Exercise: Just do it!
Any form of exercise can help you to lead a healthier, and even more productive life. Recent studies suggest that even simple changes in your daily routine can lead to lasting health benefits. So if you’re just not up to sweating it out at the gym, try parking on the far end of the lot and walking the extra distance to work or to the store, taking stairs instead of elevators, or just playing tag with your kids. What’s important is that whenever a choice presents itself, you opt to keep moving.
Get regular Pap tests
Pap smears can detect pre–cancerous changes in the cervix at an early stage. Treatment of these conditions can prevent the development of invasive cervical cancer.

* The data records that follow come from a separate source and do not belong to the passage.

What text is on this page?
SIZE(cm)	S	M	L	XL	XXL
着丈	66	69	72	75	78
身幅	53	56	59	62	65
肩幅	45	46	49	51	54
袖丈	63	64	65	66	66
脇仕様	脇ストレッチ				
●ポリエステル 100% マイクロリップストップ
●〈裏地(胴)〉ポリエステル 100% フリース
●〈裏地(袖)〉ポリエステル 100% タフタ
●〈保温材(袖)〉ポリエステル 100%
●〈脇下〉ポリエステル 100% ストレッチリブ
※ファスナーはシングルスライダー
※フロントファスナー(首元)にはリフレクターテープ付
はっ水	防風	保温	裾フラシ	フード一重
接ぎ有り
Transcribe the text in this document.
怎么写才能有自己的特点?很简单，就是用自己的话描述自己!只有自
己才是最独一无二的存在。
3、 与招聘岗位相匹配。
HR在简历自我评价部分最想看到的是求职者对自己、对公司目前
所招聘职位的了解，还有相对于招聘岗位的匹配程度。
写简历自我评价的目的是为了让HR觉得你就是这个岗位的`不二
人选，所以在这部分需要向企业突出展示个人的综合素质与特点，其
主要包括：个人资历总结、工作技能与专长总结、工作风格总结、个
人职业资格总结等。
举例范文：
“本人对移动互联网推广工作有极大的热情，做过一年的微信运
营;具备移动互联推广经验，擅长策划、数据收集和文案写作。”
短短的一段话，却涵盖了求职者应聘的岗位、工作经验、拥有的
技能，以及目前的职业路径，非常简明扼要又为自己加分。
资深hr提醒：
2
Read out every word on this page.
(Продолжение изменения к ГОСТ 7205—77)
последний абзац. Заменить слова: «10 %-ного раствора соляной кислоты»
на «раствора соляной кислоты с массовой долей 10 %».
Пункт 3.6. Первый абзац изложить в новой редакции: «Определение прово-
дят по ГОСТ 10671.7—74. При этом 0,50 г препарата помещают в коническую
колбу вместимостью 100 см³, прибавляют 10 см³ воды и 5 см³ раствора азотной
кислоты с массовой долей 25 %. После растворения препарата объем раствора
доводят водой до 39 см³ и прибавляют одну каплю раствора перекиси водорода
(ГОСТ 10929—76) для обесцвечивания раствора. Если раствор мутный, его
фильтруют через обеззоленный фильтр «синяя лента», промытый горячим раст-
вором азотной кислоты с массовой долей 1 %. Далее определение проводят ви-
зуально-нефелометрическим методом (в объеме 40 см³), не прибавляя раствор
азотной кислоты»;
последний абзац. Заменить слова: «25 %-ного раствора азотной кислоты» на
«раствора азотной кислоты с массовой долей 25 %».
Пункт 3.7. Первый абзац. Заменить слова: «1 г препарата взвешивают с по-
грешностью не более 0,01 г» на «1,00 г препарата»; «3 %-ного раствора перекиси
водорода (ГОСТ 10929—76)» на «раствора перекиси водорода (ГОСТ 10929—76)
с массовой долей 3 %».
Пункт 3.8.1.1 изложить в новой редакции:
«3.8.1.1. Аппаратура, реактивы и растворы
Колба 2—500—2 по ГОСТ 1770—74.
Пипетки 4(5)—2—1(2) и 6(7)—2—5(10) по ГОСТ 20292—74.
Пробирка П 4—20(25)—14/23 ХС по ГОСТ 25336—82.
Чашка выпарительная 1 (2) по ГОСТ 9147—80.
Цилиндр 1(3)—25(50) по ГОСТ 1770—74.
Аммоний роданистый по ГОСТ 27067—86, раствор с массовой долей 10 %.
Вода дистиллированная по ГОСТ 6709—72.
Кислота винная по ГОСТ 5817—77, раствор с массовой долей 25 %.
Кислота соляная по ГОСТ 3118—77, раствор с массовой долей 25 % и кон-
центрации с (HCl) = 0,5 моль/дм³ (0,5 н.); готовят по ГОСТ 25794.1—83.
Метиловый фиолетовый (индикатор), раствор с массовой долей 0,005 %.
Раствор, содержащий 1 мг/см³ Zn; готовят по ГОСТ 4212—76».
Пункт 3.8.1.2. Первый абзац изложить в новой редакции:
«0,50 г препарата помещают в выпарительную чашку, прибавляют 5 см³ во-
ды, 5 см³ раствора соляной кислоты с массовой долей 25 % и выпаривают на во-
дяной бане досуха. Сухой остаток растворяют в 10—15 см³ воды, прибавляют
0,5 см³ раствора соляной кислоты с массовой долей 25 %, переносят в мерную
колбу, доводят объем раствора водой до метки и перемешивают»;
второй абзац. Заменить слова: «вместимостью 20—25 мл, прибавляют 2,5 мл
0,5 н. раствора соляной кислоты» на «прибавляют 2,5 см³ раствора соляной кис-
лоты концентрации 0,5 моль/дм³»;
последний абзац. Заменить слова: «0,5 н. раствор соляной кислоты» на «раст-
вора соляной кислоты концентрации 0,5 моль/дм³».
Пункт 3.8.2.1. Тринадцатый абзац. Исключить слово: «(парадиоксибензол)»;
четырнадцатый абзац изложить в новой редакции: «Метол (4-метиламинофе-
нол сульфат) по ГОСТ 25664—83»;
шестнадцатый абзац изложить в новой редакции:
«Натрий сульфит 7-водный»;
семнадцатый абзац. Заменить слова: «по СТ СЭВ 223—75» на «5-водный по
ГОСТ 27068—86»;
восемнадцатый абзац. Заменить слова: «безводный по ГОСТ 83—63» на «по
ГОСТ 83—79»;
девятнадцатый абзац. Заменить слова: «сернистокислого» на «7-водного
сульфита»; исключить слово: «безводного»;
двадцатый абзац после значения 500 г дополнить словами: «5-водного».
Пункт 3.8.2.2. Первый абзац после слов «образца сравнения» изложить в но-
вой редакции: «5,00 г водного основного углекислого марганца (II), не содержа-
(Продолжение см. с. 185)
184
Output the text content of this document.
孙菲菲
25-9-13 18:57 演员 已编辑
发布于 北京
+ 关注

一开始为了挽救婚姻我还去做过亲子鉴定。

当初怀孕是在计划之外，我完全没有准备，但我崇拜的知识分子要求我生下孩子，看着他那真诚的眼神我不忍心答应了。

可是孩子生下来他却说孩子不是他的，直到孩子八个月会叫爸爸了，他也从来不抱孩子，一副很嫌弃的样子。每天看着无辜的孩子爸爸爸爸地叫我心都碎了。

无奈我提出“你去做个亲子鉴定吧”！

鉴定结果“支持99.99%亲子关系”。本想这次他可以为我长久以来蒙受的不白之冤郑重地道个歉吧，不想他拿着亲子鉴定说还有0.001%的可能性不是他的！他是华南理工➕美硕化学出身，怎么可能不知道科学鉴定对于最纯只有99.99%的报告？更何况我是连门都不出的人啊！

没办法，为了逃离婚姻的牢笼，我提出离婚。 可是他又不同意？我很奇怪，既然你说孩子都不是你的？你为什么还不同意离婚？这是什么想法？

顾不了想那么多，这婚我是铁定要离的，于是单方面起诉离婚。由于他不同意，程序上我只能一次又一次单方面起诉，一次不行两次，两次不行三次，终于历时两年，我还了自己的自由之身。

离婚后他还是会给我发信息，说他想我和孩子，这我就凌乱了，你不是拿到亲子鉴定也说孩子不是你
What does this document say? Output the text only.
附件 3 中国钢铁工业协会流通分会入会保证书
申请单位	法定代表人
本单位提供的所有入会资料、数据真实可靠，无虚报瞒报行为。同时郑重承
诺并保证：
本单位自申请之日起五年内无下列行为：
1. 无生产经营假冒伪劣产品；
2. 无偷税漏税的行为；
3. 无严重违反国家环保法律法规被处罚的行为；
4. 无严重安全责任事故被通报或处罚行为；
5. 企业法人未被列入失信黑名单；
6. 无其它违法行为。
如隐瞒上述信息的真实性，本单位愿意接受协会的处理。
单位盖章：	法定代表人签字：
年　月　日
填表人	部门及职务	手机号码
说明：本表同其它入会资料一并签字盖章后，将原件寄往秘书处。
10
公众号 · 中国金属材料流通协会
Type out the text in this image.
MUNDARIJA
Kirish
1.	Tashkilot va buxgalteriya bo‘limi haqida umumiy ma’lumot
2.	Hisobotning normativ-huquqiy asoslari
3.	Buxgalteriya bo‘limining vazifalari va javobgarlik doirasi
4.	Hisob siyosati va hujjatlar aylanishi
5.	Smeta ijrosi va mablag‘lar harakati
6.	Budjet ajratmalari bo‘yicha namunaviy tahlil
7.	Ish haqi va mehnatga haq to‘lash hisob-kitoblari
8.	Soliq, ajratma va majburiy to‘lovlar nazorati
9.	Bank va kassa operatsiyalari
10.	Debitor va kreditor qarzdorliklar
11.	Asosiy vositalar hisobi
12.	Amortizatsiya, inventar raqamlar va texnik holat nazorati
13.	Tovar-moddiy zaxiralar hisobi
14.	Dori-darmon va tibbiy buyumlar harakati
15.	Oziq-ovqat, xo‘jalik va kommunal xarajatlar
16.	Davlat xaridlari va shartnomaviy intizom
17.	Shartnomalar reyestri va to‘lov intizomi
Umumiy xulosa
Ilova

Get your blood pressure checked
Many times, blood pressure checks are offered free of charge at community health fairs and even local supermarkets. Since high blood pressure is frequently unaccompanied by any physical symptoms, you could have it and not even know it. The higher your blood pressure, the greater your risk for heart disease. Talk to your doctor to discuss the steps you should take to keep your blood pressure at a healthy level.
Get regular breast exams
By a doctor or nurse and ask your doctor when you should begin getting regular mammograms. Early detection is your best defense against breast cancer.